3D Printed Brain Implants: Towards Relieving Neurologic Conditions

Better, Softer and Safer Brain Implants

Brain implants are typically used to monitor brain activity and stimulate neural regions to ease symptoms of epilepsy, Parkinson’s disease, and severe depression. The implants are made from metal and other rigid materials that can cause inflammation and buildup of scar tissue over time. Now MIT engineers are developing soft, flexible neural implants that can gently conform to the brain’s contours and monitor activity over longer periods, without aggravating surrounding tissue. By way of 3D printing, neural probes and other electronic devices are as soft and flexible as rubber.

Made from a type of polymer or soft plastic the devices are also electrically conductive. The normally liquid-like conducting polymer solution is converted into a substance more like viscous toothpaste – which could be fed through a conventional 3D printer to make stable, electrically conductive patterns.

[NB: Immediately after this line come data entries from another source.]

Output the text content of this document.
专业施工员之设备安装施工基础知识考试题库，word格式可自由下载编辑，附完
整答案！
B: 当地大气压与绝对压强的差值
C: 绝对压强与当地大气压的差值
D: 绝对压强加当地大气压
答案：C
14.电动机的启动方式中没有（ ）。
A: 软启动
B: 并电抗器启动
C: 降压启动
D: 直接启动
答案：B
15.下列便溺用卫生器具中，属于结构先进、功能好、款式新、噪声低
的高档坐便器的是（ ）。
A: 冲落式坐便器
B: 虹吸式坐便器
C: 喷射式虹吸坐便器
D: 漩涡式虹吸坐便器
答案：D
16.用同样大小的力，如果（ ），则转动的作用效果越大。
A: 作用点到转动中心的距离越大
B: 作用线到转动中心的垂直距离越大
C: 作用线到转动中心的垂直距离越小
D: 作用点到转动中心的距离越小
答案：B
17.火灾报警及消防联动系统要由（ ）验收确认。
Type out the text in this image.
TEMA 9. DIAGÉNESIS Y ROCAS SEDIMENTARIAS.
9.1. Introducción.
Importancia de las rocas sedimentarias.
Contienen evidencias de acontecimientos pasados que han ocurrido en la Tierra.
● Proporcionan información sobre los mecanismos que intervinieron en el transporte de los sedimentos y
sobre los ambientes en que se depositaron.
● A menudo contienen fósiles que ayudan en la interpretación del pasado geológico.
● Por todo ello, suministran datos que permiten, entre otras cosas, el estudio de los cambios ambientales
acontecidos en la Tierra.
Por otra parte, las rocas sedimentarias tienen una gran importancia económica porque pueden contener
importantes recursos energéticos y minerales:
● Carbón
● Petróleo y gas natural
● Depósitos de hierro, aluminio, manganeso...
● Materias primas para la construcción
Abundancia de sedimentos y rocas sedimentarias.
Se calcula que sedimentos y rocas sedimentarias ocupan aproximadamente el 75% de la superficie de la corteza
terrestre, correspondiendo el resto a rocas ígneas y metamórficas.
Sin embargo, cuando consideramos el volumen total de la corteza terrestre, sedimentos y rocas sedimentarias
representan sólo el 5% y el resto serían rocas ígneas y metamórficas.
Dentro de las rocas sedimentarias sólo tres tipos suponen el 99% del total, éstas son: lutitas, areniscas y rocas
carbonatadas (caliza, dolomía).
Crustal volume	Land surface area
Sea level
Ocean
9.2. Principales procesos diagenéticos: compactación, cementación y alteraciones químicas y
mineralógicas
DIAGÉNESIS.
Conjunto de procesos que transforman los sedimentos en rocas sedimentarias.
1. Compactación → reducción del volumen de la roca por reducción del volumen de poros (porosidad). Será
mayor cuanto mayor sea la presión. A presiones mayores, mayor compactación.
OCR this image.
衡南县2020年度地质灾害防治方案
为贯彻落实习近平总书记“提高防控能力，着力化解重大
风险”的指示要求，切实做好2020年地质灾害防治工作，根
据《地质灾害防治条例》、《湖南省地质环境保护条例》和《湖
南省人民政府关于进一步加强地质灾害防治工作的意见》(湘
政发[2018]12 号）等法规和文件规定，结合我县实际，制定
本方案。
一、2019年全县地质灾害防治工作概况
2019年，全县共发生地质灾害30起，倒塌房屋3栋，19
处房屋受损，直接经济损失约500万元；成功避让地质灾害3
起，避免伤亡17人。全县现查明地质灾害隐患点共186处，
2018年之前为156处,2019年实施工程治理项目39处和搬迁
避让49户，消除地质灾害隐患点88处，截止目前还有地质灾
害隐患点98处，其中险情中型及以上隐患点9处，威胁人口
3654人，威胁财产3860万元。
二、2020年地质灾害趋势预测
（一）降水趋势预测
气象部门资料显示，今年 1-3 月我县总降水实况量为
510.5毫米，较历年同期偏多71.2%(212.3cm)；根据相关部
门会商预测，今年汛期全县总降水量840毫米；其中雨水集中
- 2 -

The engineers planted the device, including a small, rubbery electrode, in the brain of a mouse. The neural probe was able to pick up activity from a single neuron as the mouse moved within a controlled setting. The result is promising in the sense that this can give scientists a higher-resolution picture of the brain’s activity and can help in personalizing therapies and use long-term brain implants for a variety of neurological disorders.

Through 3D printing, different neural devices can be made very quickly. The design can be changed, the printing code run, and a new design can be generated in 30 minutes. It is hoped that this will streamline the development of neural interfaces, fully made of soft materials.

Conducting polymers have a unique combination of plastic-like flexibility and metal-like electrical conductivity. They are used commercially as antistatic coatings, as they can effectively carry away any electrostatic charges that build up on electronics and other static-prone surfaces. The engineers believed that if they could 3D print a conducting polymer, they could then use the material to print different soft, intricately patterned electronic devices, such as flexible circuits and single-neuron electrodes.

The team of engineers published the results of their study in the journal Nature Communications. This only shows that 3D printing may enable speedy, on-demand design of softer, safer neural devices that can greatly help study brain activity as well as help with certain neurological conditions.